Saturday, August 19, 2017

Russia Becomes Seventh Country in the Entire World Where It’s Dangerous to Own a Bible



Paul Goble

            Staunton, August 19 – Christianity Today recently published an article entitled “Six Countries in Which It is Dangerous to Own a Bible.” Now, a Rosbalt commentator says in an article entitled “The Bible has Lost to the Vampires,” Russia has become the seventh by an action “without precedent in the civilized world.”

            The six countries the American publication named are North Korea, Uzbekistan, Somalia, Libya, Morocco, and the Maldives.  In some of these, like North Korea and Uzbekistan, even possessing a Bible is against the law, and in Morocco, no one is allowed to have a Bible in Arabic translation.

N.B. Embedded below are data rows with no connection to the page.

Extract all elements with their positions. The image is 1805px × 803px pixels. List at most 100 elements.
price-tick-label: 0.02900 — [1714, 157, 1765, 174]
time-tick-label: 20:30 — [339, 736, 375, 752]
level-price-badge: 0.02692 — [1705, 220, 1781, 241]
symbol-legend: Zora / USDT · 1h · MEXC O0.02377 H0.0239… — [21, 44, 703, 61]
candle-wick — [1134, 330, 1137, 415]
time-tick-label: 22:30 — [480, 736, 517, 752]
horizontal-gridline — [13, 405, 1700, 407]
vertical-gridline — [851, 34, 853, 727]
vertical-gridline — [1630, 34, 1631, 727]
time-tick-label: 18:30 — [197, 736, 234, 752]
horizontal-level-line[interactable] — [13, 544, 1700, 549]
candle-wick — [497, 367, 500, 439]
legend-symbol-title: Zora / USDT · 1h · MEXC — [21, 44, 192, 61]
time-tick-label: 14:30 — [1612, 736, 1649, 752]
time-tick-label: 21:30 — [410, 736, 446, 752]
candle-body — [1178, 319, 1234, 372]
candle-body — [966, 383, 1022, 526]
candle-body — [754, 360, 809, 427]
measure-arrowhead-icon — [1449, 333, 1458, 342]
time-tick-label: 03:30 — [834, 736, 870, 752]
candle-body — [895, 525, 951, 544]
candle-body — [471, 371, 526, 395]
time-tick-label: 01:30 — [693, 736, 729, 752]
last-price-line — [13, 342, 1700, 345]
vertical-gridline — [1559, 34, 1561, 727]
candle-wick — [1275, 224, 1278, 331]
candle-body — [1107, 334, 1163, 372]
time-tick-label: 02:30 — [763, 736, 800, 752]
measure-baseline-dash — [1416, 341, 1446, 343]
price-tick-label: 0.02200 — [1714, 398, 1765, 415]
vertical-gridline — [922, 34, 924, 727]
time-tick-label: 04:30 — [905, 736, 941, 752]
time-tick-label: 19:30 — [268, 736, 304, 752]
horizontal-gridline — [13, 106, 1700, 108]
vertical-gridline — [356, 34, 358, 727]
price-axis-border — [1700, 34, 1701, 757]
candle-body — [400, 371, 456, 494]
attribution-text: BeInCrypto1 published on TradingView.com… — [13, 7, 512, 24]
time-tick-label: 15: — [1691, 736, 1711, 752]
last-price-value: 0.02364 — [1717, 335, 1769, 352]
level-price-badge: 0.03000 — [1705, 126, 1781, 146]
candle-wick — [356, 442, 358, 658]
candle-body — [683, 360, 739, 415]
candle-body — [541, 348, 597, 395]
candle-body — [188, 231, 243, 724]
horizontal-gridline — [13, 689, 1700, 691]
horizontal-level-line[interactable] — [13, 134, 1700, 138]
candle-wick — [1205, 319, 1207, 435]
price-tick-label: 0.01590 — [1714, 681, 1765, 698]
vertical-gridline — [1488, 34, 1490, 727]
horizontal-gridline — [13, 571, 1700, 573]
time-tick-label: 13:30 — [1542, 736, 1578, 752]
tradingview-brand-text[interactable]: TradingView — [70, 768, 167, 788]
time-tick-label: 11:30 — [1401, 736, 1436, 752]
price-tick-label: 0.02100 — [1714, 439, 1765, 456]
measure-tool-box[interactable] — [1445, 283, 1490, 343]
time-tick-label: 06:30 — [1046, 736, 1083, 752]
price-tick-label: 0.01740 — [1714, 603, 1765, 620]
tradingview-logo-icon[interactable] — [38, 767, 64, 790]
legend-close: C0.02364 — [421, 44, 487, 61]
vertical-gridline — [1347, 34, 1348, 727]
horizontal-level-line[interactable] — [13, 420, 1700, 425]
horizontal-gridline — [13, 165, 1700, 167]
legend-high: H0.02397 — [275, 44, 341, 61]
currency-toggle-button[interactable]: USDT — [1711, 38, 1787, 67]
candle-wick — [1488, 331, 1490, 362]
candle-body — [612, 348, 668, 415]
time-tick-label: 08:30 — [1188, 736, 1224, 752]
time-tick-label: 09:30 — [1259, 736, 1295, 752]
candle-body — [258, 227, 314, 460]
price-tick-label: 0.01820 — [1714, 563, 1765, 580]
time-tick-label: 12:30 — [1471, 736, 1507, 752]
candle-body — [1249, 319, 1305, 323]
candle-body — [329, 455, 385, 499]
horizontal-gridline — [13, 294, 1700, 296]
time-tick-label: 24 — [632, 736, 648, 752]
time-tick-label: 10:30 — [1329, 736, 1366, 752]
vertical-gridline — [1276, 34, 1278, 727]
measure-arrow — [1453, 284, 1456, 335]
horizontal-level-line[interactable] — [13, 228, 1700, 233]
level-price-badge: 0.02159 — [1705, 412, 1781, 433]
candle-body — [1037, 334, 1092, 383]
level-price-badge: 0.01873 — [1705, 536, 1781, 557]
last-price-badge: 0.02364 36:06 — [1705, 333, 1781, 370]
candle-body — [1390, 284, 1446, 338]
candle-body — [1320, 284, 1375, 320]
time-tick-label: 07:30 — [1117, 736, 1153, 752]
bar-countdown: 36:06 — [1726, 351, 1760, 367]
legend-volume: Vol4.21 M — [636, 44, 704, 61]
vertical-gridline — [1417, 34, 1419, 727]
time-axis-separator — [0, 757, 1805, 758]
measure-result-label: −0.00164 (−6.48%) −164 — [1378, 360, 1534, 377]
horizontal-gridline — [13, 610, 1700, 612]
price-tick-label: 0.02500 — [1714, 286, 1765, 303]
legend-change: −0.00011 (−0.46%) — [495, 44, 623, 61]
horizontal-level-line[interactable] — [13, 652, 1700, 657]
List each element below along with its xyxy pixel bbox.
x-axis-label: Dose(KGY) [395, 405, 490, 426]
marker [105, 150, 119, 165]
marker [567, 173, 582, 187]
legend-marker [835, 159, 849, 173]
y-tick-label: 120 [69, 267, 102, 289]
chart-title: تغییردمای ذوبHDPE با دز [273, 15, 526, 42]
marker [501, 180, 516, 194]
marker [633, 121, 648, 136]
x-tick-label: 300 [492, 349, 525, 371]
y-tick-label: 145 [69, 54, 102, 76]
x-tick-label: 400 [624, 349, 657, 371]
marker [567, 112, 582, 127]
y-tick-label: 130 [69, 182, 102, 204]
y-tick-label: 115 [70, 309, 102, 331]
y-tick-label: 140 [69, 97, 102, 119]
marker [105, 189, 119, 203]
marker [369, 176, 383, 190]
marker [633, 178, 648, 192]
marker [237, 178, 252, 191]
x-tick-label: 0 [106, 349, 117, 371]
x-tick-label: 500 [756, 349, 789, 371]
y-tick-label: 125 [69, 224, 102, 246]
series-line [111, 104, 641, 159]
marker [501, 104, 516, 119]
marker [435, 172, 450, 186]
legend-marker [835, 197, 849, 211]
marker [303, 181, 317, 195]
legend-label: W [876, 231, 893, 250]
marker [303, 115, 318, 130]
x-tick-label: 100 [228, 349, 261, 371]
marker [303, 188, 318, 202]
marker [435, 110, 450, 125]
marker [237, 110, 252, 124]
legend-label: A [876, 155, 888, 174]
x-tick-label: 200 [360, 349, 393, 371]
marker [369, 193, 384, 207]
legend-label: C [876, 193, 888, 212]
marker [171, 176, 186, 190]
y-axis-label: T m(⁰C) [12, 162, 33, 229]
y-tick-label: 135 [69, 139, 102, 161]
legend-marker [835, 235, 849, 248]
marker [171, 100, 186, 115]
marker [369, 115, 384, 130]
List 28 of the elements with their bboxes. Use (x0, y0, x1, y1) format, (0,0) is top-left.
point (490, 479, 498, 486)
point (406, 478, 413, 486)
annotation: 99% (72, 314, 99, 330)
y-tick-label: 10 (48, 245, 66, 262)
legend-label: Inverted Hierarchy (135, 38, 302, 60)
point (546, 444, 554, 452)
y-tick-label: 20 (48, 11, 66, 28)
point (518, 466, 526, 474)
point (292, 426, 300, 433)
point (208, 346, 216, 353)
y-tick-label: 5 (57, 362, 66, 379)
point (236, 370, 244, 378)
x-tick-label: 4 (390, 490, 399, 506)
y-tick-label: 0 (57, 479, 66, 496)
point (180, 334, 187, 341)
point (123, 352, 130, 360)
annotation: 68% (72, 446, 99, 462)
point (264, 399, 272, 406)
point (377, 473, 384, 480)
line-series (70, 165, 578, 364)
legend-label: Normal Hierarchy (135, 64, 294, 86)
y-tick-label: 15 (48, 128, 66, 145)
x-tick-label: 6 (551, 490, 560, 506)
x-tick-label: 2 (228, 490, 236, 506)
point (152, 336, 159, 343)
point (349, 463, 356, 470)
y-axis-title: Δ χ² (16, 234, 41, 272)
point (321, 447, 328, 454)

            Russia has become the seventh in this list of dishonour, Anton Chivchalov says, as a result of a decision by a Vyborg court which held up a ban on the importation of a Bible as translated by the Jehovah’s Witnesses. It held that possessing such a Bible was an act of extremism and punishable as such (rosbalt.ru/posts/2017/08/18/1639575.html).

                “Nothing like this exists in any country of the civilized world,” the Rosbalt commentator continues. The Russian government wasn’t satisfied with declaring an entire religious denomination, the Jehovah’s Witnesses, extremist and banning it. Instead, Moscow took the next step and banned its Bible that has been disseminated in millions of copies around the world.

            The court hearings, Chivchalov says, occurred in “an atmosphere of a surrealistic theater of the absurd.”  The court of a civil state got involved with assessing religious dogmas such as the Trinity and God’s names. “It turned out that the judge knew the answers to these questions,” however strange that may seem.

            The experts who testified for the prosecution presented information reflecting not a deep knowledge of religion but consisting of what can only be described as “plagiarism from Wikipedia.”  The judge rejected all objections by the defense. More than that, he ignored the laws of the Russian Federation governing evidence.

            What the experts who testified for the government are worth is reflected by their earlier actions.  They concluded in an earlier case that vampires were in no way extremist because interest in such things is “a normal phenomenon in particular subcultures. But for the Bible even subcultures are no justification.”

            In Russia today, the Rosbalt commentator says, “there is a place for the vampire subculture, but there cannot be a place for the subculture of readers of several translations of the Bible.” Consequently, one is forced to conclude that for Russians, “the Bible has lost to the vampires.”